Horace Dediu on "the value of a customer"

Roger Stringer Roger Stringer
September 06, 2023
3 min read

Horace Dediu:

As I remember it, at least 10 years ago, I began to hear anecdotes from developers who built apps for both iOS and Android about their economics. The story is that they tended to have twice as many users using Android but that iPhone App Store revenues were roughly twice those of Google Play Store. From that I devised a rule of thumb that an iPhone user was about 4 times more valuable than an Android user. Half the users, paying 4 times as much means double the income.

Over the years I came across a lot more data about market development (the diffusion of innovations) and market creation (the innovation process) and applied it to transportation. Along the way I also became more aware that figures of consumption and spending are not normally distributed. That it turns out that the governing function of much of human behavior is log-normal. That is, it is skewed rather than balanced or symmetric around an average. Classic examples are income distribution and the distribution of travel distances.

[...]

So the picture becomes clearer. The iPhone customer is 7.4 times more valuable than the Android customer. This is more impressive than the 4× rule I had 10 years ago. The reasons are mainly that my anecdotes were from developers who sold products in the US or EU whereas expansion of smartphones to 7 billion global users has drawn in more lower spending customers.
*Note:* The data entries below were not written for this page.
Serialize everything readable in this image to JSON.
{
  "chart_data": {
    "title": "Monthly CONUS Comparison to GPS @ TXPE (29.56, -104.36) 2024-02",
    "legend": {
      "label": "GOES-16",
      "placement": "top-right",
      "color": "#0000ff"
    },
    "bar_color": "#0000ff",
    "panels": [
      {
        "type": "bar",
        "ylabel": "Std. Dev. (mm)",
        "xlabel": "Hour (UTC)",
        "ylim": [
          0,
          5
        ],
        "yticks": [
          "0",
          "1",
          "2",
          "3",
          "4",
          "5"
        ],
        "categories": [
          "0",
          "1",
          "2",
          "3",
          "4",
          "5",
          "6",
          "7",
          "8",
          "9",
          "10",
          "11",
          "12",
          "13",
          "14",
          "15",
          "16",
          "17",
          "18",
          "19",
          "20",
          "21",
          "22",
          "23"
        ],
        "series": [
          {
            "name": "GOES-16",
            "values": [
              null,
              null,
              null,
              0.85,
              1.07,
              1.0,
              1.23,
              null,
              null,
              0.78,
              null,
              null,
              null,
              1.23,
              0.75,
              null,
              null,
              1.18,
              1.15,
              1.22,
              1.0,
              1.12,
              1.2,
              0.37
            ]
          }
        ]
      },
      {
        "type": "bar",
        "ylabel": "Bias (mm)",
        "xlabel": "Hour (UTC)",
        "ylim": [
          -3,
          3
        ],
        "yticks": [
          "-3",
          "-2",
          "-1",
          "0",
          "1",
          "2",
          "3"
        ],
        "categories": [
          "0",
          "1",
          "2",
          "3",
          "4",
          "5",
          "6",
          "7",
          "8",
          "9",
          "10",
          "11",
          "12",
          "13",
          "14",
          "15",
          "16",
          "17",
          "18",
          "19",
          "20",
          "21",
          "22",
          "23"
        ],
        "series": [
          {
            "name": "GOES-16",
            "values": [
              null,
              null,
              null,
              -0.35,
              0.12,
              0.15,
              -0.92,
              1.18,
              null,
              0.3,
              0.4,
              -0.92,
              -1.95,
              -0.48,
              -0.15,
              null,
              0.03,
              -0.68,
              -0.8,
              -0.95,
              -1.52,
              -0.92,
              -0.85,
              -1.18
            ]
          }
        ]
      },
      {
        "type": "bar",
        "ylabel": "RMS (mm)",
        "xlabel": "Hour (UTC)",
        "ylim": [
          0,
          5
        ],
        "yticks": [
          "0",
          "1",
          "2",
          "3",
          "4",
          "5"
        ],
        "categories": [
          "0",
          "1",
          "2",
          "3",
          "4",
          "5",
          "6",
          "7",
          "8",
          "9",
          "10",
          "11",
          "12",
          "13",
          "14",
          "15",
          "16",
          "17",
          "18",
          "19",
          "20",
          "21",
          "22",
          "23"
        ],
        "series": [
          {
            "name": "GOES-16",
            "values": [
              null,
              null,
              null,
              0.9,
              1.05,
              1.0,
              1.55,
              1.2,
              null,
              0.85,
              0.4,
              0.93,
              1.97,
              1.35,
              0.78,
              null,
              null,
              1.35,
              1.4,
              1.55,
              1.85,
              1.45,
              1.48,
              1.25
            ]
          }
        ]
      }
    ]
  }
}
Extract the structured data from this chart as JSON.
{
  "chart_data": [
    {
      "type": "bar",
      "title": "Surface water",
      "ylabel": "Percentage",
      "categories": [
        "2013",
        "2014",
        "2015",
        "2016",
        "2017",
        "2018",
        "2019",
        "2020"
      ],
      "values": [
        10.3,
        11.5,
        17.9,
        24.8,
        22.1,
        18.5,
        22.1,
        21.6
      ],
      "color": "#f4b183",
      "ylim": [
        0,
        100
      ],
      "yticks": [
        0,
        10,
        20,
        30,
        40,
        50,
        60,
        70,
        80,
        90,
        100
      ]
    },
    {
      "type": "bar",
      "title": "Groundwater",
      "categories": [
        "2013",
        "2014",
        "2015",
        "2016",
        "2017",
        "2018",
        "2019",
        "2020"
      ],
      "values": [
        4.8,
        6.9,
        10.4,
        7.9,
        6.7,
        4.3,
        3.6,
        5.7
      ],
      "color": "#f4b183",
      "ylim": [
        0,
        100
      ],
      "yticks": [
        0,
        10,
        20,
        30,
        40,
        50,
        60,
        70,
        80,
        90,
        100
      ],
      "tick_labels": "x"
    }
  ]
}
But Apple’s base has also grown to over 1 billion users (650 million store users). This highlights that Apple has effectively grown and discriminated customers effectively. It obtained not just 1 billion customers but the best 1 billion customers.

How to discriminate effectively is the holy grail of marketing. The naïve approach is to keep prices high. But that usually only results in a “luxury” branding and a small base that tends not to grow. The alternative “premium” approach is to offer functionality and multiple tiers and distribution options and financing and merchandising. There is no simple formula.